When the bill was first heard in committee in August, DOJ officials said they could really use a local a lab, but without funding, the mandate would probably fall by the wayside. (See Related Links below)

Thursday, Francis said "we have identified a funding source," saying an amendment will be introduced in session to appropriate $500,000 from projected federal excise tax revenues on rum production along with some Public Finance Authority funds set aside for a crime lab.

While the committee approved the bill unanimously, several senators said they had concerns about the funding.

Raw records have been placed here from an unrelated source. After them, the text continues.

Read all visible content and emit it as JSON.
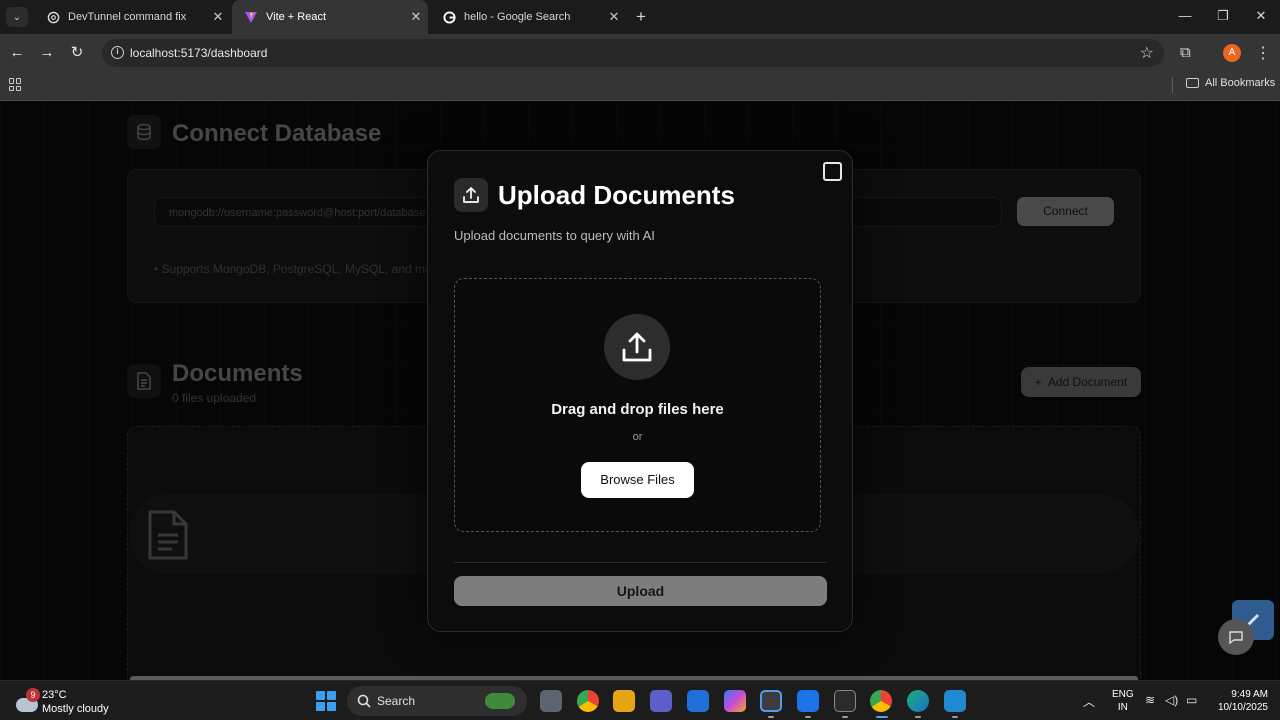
{
  "browser": {
    "tabs": [
      {
        "title": "DevTunnel command fix",
        "active": false
      },
      {
        "title": "Vite + React",
        "active": true
      },
      {
        "title": "hello - Google Search",
        "active": false
      }
    ],
    "url": "localhost:5173/dashboard",
    "profile_initial": "A",
    "all_bookmarks": "All Bookmarks"
  },
  "dashboard": {
    "connect": {
      "title": "Connect Database",
      "placeholder": "mongodb://username:password@host:port/database",
      "button": "Connect",
      "supports": "• Supports MongoDB, PostgreSQL, MySQL, and more"
    },
    "documents": {
      "title": "Documents",
      "count": "0 files uploaded",
      "add_button": "Add Document"
    }
  },
  "modal": {
    "title": "Upload Documents",
    "subtitle": "Upload documents to query with AI",
    "drop_text": "Drag and drop files here",
    "or": "or",
    "browse": "Browse Files",
    "upload": "Upload"
  },
  "taskbar": {
    "weather_badge": "9",
    "temperature": "23°C",
    "condition": "Mostly cloudy",
    "search": "Search",
    "lang_top": "ENG",
    "lang_bottom": "IN",
    "time": "9:49 AM",
    "date": "10/10/2025"
  },
  "colors": {
    "accent_blue": "#3aa0f2",
    "profile": "#e8671f",
    "modal_bg": "#0c0c0c"
  }
}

"A lab of this standard is going to take money for staff, staff training," and keeping equipment up to date, Sen. Jean Forde said. "So I do have some concerns along that line: Where is the money and who is gong to pay for it. But I do believe it is necessary.”

Sen. Justin Harrigan said "we should not have such good ideas stumped just by not having money available," and suggested businesses might help sponsor a lab in hopes iof reducing crime and therefore be good for business.

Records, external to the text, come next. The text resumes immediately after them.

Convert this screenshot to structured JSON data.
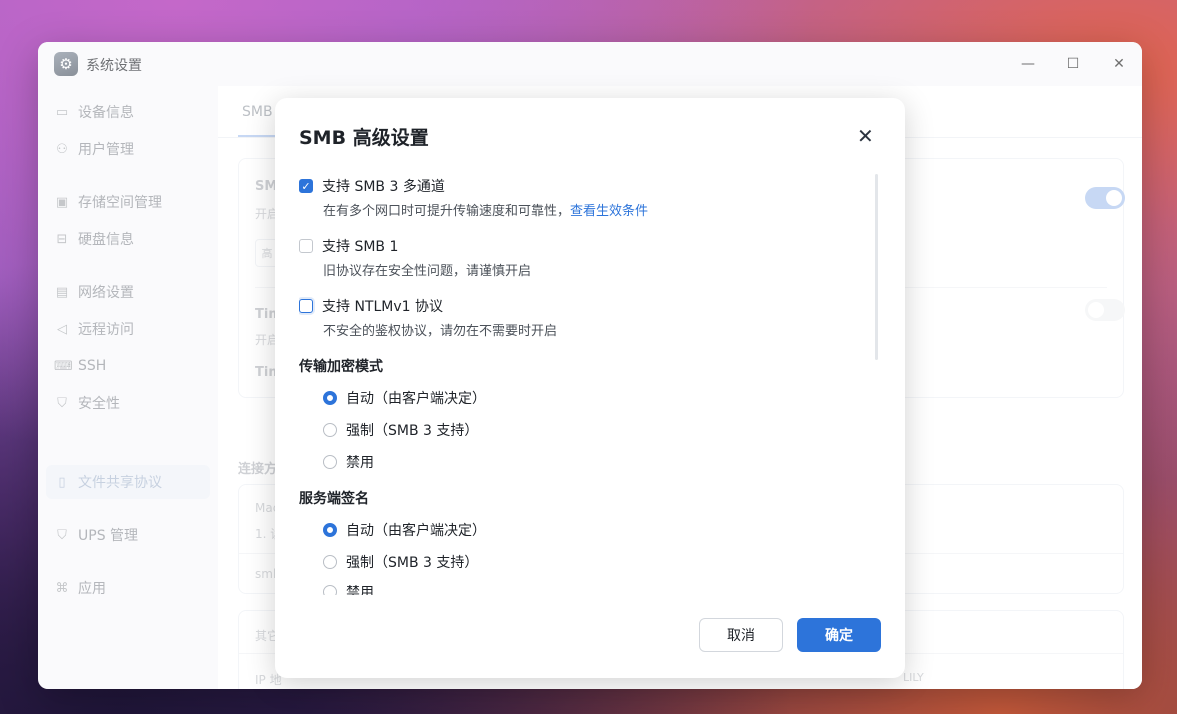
{
  "window": {
    "title": "系统设置",
    "controls": {
      "minimize": "—",
      "maximize": "☐",
      "close": "✕"
    }
  },
  "sidebar": {
    "items": [
      {
        "label": "设备信息",
        "icon": "device-icon",
        "glyph": "▭"
      },
      {
        "label": "用户管理",
        "icon": "user-icon",
        "glyph": "⚇"
      },
      {
        "label": "存储空间管理",
        "icon": "storage-icon",
        "glyph": "▣"
      },
      {
        "label": "硬盘信息",
        "icon": "disk-icon",
        "glyph": "⊟"
      },
      {
        "label": "网络设置",
        "icon": "network-icon",
        "glyph": "▤"
      },
      {
        "label": "远程访问",
        "icon": "send-icon",
        "glyph": "◁"
      },
      {
        "label": "SSH",
        "icon": "code-icon",
        "glyph": "⌨"
      },
      {
        "label": "安全性",
        "icon": "shield-check-icon",
        "glyph": "⛉"
      },
      {
        "label": "文件共享协议",
        "icon": "document-icon",
        "glyph": "▯"
      },
      {
        "label": "UPS 管理",
        "icon": "ups-shield-icon",
        "glyph": "⛉"
      },
      {
        "label": "应用",
        "icon": "apps-icon",
        "glyph": "⌘"
      }
    ],
    "active_index": 8
  },
  "main": {
    "tab": "SMB",
    "ghost": {
      "card1_title": "SM",
      "card1_sub": "开启",
      "card1_btn": "高",
      "time1": "Tim",
      "time1_sub": "开启",
      "time2": "Tim",
      "conn": "连接方",
      "mac": "Mac",
      "step": "1. 读",
      "smb_prefix": "smb",
      "other": "其它",
      "ip": "IP 地",
      "lily": "LILY"
    }
  },
  "dialog": {
    "title": "SMB 高级设置",
    "close_glyph": "✕",
    "options": [
      {
        "label": "支持 SMB 3 多通道",
        "checked": true,
        "desc": "在有多个网口时可提升传输速度和可靠性，",
        "link": "查看生效条件"
      },
      {
        "label": "支持 SMB 1",
        "checked": false,
        "desc": "旧协议存在安全性问题，请谨慎开启"
      },
      {
        "label": "支持 NTLMv1 协议",
        "checked": false,
        "desc": "不安全的鉴权协议，请勿在不需要时开启"
      }
    ],
    "encryption": {
      "title": "传输加密模式",
      "options": [
        "自动（由客户端决定）",
        "强制（SMB 3 支持）",
        "禁用"
      ],
      "selected": 0
    },
    "signing": {
      "title": "服务端签名",
      "options": [
        "自动（由客户端决定）",
        "强制（SMB 3 支持）",
        "禁用"
      ],
      "selected": 0
    },
    "buttons": {
      "cancel": "取消",
      "ok": "确定"
    }
  },
  "colors": {
    "accent": "#2d74da",
    "toggle_on": "#a9c4ee"
  }
}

"I fully understand the committee members’ concern with respect to funding," Sen. Neville James said. But the Legislature should issue its mandate to help start the process and press the DOJ to find funding, James said.

"Who is to say the federal government won’t help fund once we mandate it?" James said.

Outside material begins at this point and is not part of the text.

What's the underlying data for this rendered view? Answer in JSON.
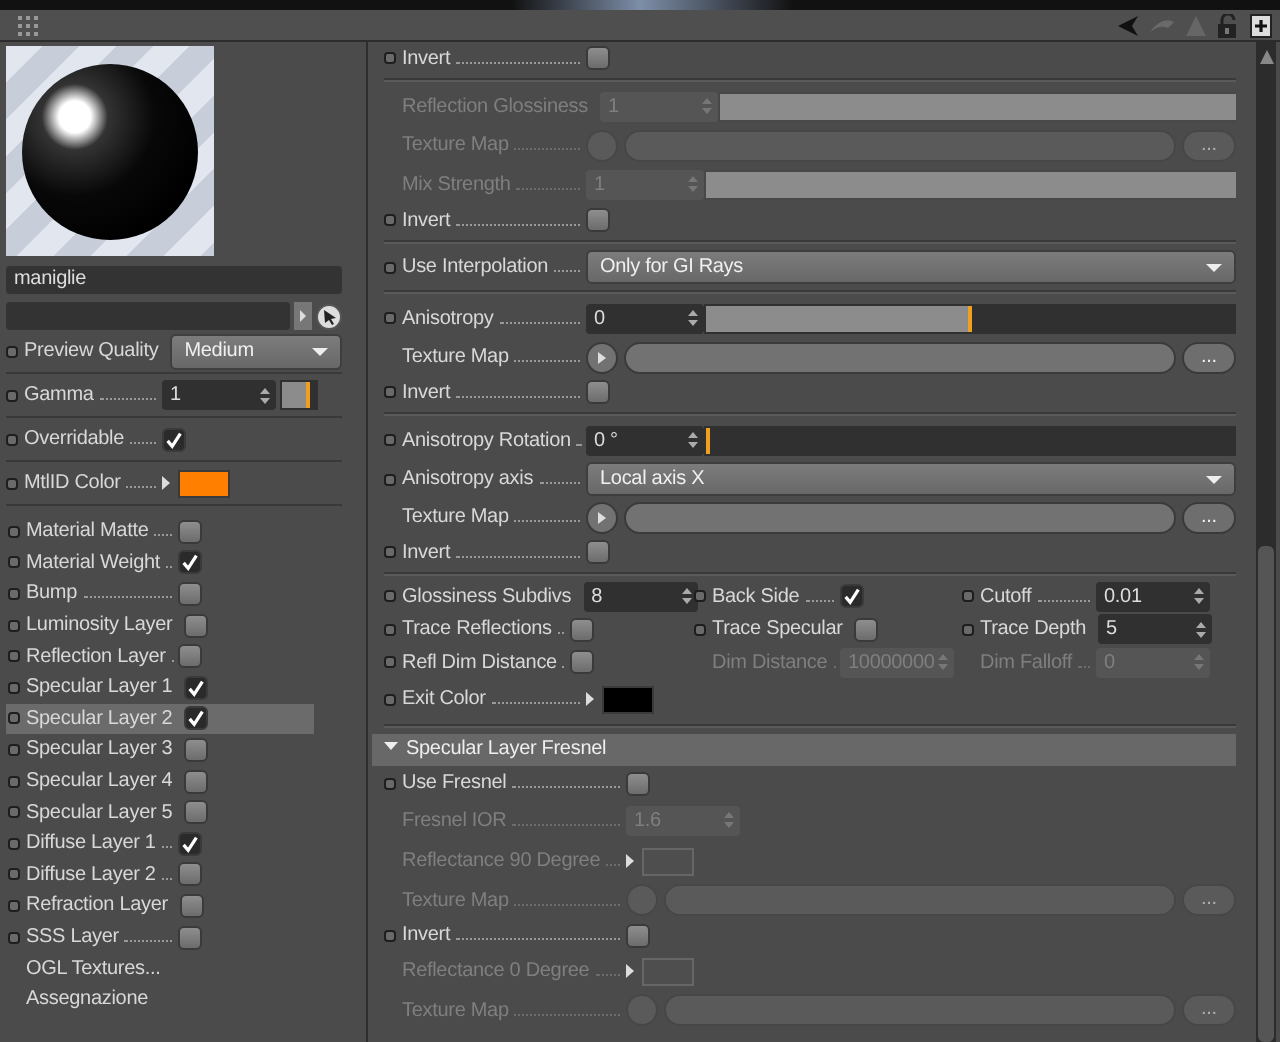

During the initial hearing on the bill, DOJ officials said there was some federal funding potentially available for a crime lab, but not enough.

Sen. Kenneth Gittens, the bill’s sponsor, said he agreed with James, and said the lab may be able to generate revenues by processing requests from other Caribbean nations.

Francis also said the DOJ would save the money it previously spent off-island too, saying the DOJ "has at times spent hundreds of thousands of dollars" on testing.

Voting to send the bill on for a final Senate vote were Francis, Forde, James, Harrigan, Gittens and Sen. Nereida "Nellie" Rivera-O’Reilly. Harrigan left before the vote, due to a death in the family.

The committee temporarily held a bill that added penalties for committing a violent crime while wearing body armor to consult with legal counsel on possible changes to the bill to make its impact more clear, when taken together with existing law banning people convicted of a violent felony from owning personal body armor.

The committee approved the nomination of Acting Fire Director Clifford Joseph to hold that post on a permanent basis.

Joseph, a 20-plus V.I. Fire Service veteran, has been serving as acting director since July.  He began his career as a firefighter and moved up the ranks, to fire corporal in 2003, fire sergeant in 2005, fire lieutenant in 2009, and most recently fire captain, fire marshall in 2012.

A graduate of the VIPD Post Peace Officer/Law Enforcement Training Certification, Joseph is certified in Hazmat first responder awareness, conflict resolution, national wildfire incident command, fire science, and a certified responder for weapons of mass destruction, among other qualifications.

Joseph said funding and manpower are among the department’s most pressing problems. Manpower shortages have made overtime costs a growing problem, but there is not enough funding for overtime, he said. To address it, he has reduced the number of vehicles at some stations, because each vehicle has a mandatory complement of firefighters, he said. Asked if that reduced readiness, Joseph said funding and manpower shortages affected the ability to respond, but the vehicle movements were not themselves a major change.

Senators unanimously sent Joseph’s nomination on for final approval by the full Senate.